**Group Theory Seminar**

**The Gruenberg-Kegel graph of rational and inverse semirational groups**

**Speaker:** Ángel del Río (Universidad de Murcia)**Date:** Friday, 02 June 2023 - 11:30**Place:** Aula Naranja, ICMAT

**Abstract:**

The Gruenberg-Kegel graph (abbreviated GK-graph) of a group G is the loop-free undirected graph whose vertices are the prime integers which occurs as the order of an element of G, and two different vertices p and q are joined by an edge if G has an element of order pq. The GK-graph of G provides relevant information of G.

A fundamental group theoretical problem consists in determining which graphs occur as GK-graphs of groups in a certain family. For example every graph is the GK-graph of some group but the GK-graphs of finite groups have at most 6 connected components. The GK-graphs of finite solvable groups have recently been classified.

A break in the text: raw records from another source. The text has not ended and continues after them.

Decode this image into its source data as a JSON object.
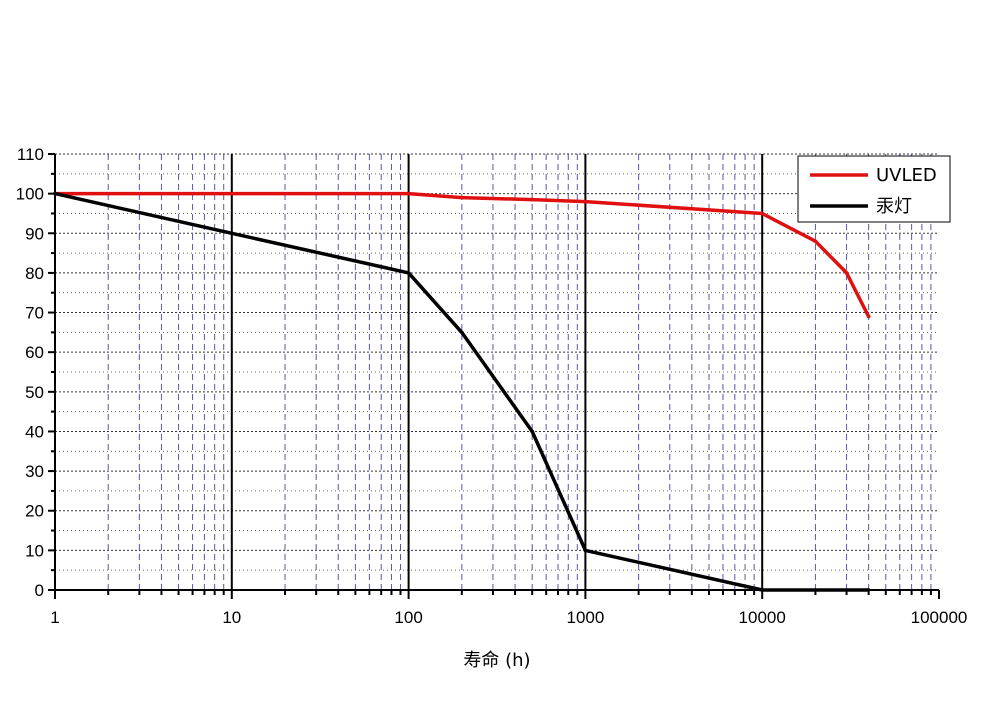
{
  "chart_data": {
    "type": "line",
    "xscale": "log",
    "xlim": [
      1,
      100000
    ],
    "ylim": [
      0,
      110
    ],
    "xlabel": "寿命 (h)",
    "ylabel": "",
    "x_ticks": [
      {
        "value": 1,
        "label": "1"
      },
      {
        "value": 10,
        "label": "10"
      },
      {
        "value": 100,
        "label": "100"
      },
      {
        "value": 1000,
        "label": "1000"
      },
      {
        "value": 10000,
        "label": "10000"
      },
      {
        "value": 100000,
        "label": "100000"
      }
    ],
    "y_ticks": [
      {
        "value": 0,
        "label": "0"
      },
      {
        "value": 10,
        "label": "10"
      },
      {
        "value": 20,
        "label": "20"
      },
      {
        "value": 30,
        "label": "30"
      },
      {
        "value": 40,
        "label": "40"
      },
      {
        "value": 50,
        "label": "50"
      },
      {
        "value": 60,
        "label": "60"
      },
      {
        "value": 70,
        "label": "70"
      },
      {
        "value": 80,
        "label": "80"
      },
      {
        "value": 90,
        "label": "90"
      },
      {
        "value": 100,
        "label": "100"
      },
      {
        "value": 110,
        "label": "110"
      }
    ],
    "grid": true,
    "legend_position": "top-right",
    "series": [
      {
        "name": "UVLED",
        "color": "#e01010",
        "x": [
          1,
          10,
          100,
          200,
          500,
          1000,
          10000,
          20000,
          30000,
          40000
        ],
        "y": [
          100,
          100,
          100,
          99,
          98.5,
          98,
          95,
          88,
          80,
          69
        ]
      },
      {
        "name": "汞灯",
        "color": "#000000",
        "x": [
          1,
          10,
          100,
          200,
          500,
          1000,
          10000,
          40000
        ],
        "y": [
          100,
          90,
          80,
          65,
          40,
          10,
          0,
          0
        ]
      }
    ]
  }
}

Recall that a finite group is said to be rational if the character table is formed by rational numbers, or equivalently every two elements generating the same subgroup are conjugate.

A weaker condition is that of inverse semirational groups which are groups in which two elements g and h generating the same subgroup are conjugate or g and h^{-1} are. In the terminology of "group ringers'' inverse semirational groups are called cut because they are precisely the finite groups such that every Central Unit of its integral group ring is Trivial i.e. belong to G or -G.

In this talk we will present some recent result on the GK-graphs of rational and inverse semirational groups.